In a suburb of Saint-Louis, Missouri, USA, on May 15, 1970, Dorothy Simson was doing her work at her motel desk, as usual, examining billing documents, when she heard what she described as a "whistling sigh."
She looked up and saw that four people were standing in front of her desk. They were not normal people. They very very tiny, and looked strikingly alike, as if they were the members of the same family. There was a man, a woman, a boy, a girl. They all looked young, and the "children" was almost as tall as the "parents." But they were all so tiny that the just reach the desk.
Dorothy saw that they all looked expensively dressed. The males were in tailored suits, the females in pastel peach dresses. Their hair did not look real, to the point that Simpson thought that they were wearing wigs.
In a high pitched voice, the man said:
"Do you have a room to stay? Do you have a room to stay?"
Dorothy Simpson said so, and told him the price, but the man did not seem to understand what she had said, and he turned to the female as if she could help him understand, but she said nothing.
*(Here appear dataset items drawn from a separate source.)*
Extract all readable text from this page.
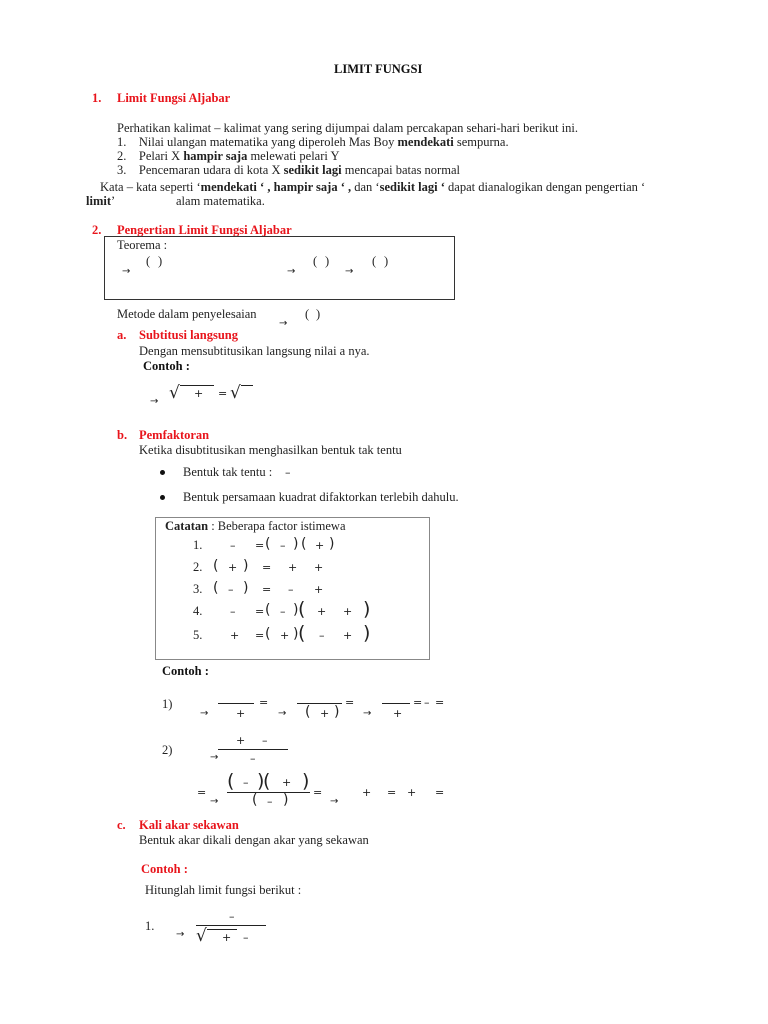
LIMIT FUNGSI
1. Limit Fungsi Aljabar
Perhatikan kalimat – kalimat yang sering dijumpai dalam percakapan sehari-hari berikut ini.
1. Nilai ulangan matematika yang diperoleh Mas Boy mendekati sempurna.
2. Pelari X hampir saja melewati pelari Y
3. Pencemaran udara di kota X sedikit lagi mencapai batas normal
Kata – kata seperti ‘mendekati ‘ , hampir saja ‘ , dan ‘sedikit lagi ‘ dapat dianalogikan dengan pengertian ‘
limit’	alam matematika.
2. Pengertian Limit Fungsi Aljabar
Teorema :
→
( )
→
( )
→
( )
Metode dalam penyelesaian
→
( )
a. Subtitusi langsung
Dengan mensubtitusikan langsung nilai a nya.
Contoh :
→ √ + = √
b. Pemfaktoran
Ketika disubtitusikan menghasilkan bentuk tak tentu
Bentuk tak tentu : –
Bentuk persamaan kuadrat difaktorkan terlebih dahulu.
Catatan : Beberapa factor istimewa
1.	– = ( – ) ( + )
2. ( + ) = + +
3. ( – ) = – +
4.	– = ( – ) ( + + )
5.	+ = ( + ) ( – + )
Contoh :
1)
→	+
=
→ ( + )
=
→ +
= – =
2)
+ –
→	–
=
→
( – )
( + )
( – ) =
→
+ = + =
c. Kali akar sekawan
Bentuk akar dikali dengan akar yang sekawan
Contoh :
Hitunglah limit fungsi berikut :
1.
–
→ √ + –
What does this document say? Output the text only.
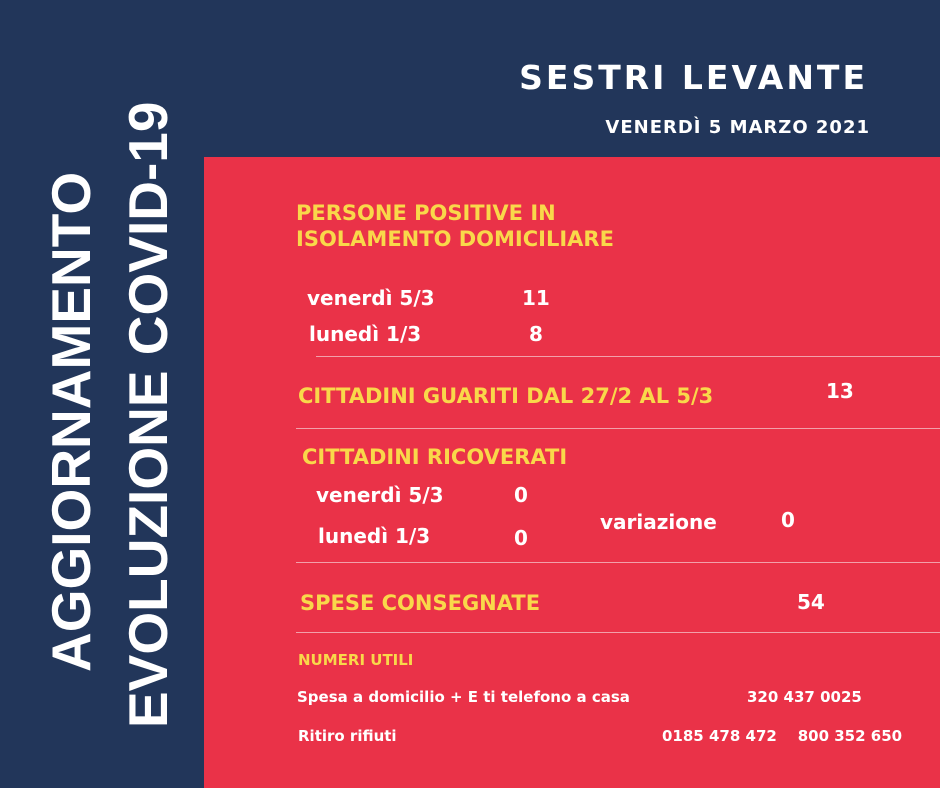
AGGIORNAMENTO EVOLUZIONE COVID-19
SESTRI LEVANTE
VENERDÌ 5 MARZO 2021
PERSONE POSITIVE IN
ISOLAMENTO DOMICILIARE
venerdì 5/3	11
lunedì 1/3	8
CITTADINI GUARITI DAL 27/2 AL 5/3	13
CITTADINI RICOVERATI
venerdì 5/3	0
lunedì 1/3	0
variazione	0
SPESE CONSEGNATE	54
NUMERI UTILI
Spesa a domicilio + E ti telefono a casa	320 437 0025
Ritiro rifiuti	0185 478 472    800 352 650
There was an uncomfortable period of silence, and finally the man reached into his pocket and took out a pile of banknotes, some of large value, and handed them to Dorothy Simson.
Simson noticed that the banknotes were very crisp, to the point that she suspected that they were counterfeit, but a quick informal testing suggested they were authentic.
So, she took two twenty-dollar bills, covering a stay for the strange family, and gave back the rest. She asked the man to sign up the room reservation form, but the man was so small that he could not reach the form on the desk, and Simpson did it for him. The man declared that his name was "A. Bell."
He stepped forward, so Simpson had a better look at his face and realized how strange it was.
Simpson asked:
"Where are you from?"
The little man's answer was odd. He shot an arm upward, pointing at the sky, and said:
"We come from up there. Up there."
But the woman pushed his arm down, and spoke for the first time, saying that they were from Hammond, Indiana. She gave a street address.
The man then signed the register, but so awkwardly that Simpson thought that he did not seem to now how to use a pen.
Then, the woman asked where they could eat, so Dorothy Simpson indicated the direction of the motel's restaurant and the little family went there.
In the course of events, several members of the motel personal became aware of the weirdness of the tiny "family." The motel manager insisted to Dorothy Simon that she checks the Indiana address the woman gave, and it appeared that both the name and the address were bogus.
While the weird four were at the motel's restaurant, the bellhop came over to store their luggage. He checked the parking lot to find a car with an Indiana license plate, but there was none.
The hostess who led the strange family to a restaurant table noticed that the chin of even the adults just reached the top of the table.
The little man read the menu aloud and kept asking odd questions about where milk, vegetables, and other common food come from.
The woman ordered peas and milk for herself and the children, and peas, a small steak, and water for the man. Their manner of eating was weird: each picked up a single pea with a knife, brought it to his or her tiny mouth, and inhaled it with a sucking sound. The father was unable to get even a small piece of steak through his mouth that was just a slit. They stopped eating all at the same time, and the man gave a 20$ bill to the waitress, who went to get change. But when she returned, they were all gone.
They were then found by the bellhop, who retrieved their luggage and stepped into the elevator to lead them to their room. But when the elevator door opened, the small family stepped back, showing fright and confusion. The bellhop had to reassure them that there was no danger in stepping in an elevator.
After letting them into the room, he turned on the lights, and the man suddenly began shouting at him that the light would hurt the children's eyes. The bellhop himself was now frightened by the small people and fled without waiting for a tip.
The bellhop, the manager, and Dorothy Simpson agreed that they would watch for the little people's departure next morning, but they could not see them again, although the front door was the only door they could pass through without setting off a security alarm. The alarms were checked, and were in good order.
The case became known by a ufologist of the UFO Study Group of Greater St. Louis, who informed ufologist John E. Schroeder of incident soon after it happened. John Schroeder came to interview the five motel employees who had dealt with the tiny people, and he found them all sincerely bewildered by the weirdness of the events.
Schroeder noted the description the motel personal gave: the little people were wide at eye level with their faces thinning abruptly to their chins. The eyes were large, dark and slightly slanted. The noses had practically no bridges, two slits for nostrils, and the mouths were tiny and lipless, no wider than their nostrils. All were pale skinned, with color descriptions varying from pearl to pale pink to light grey.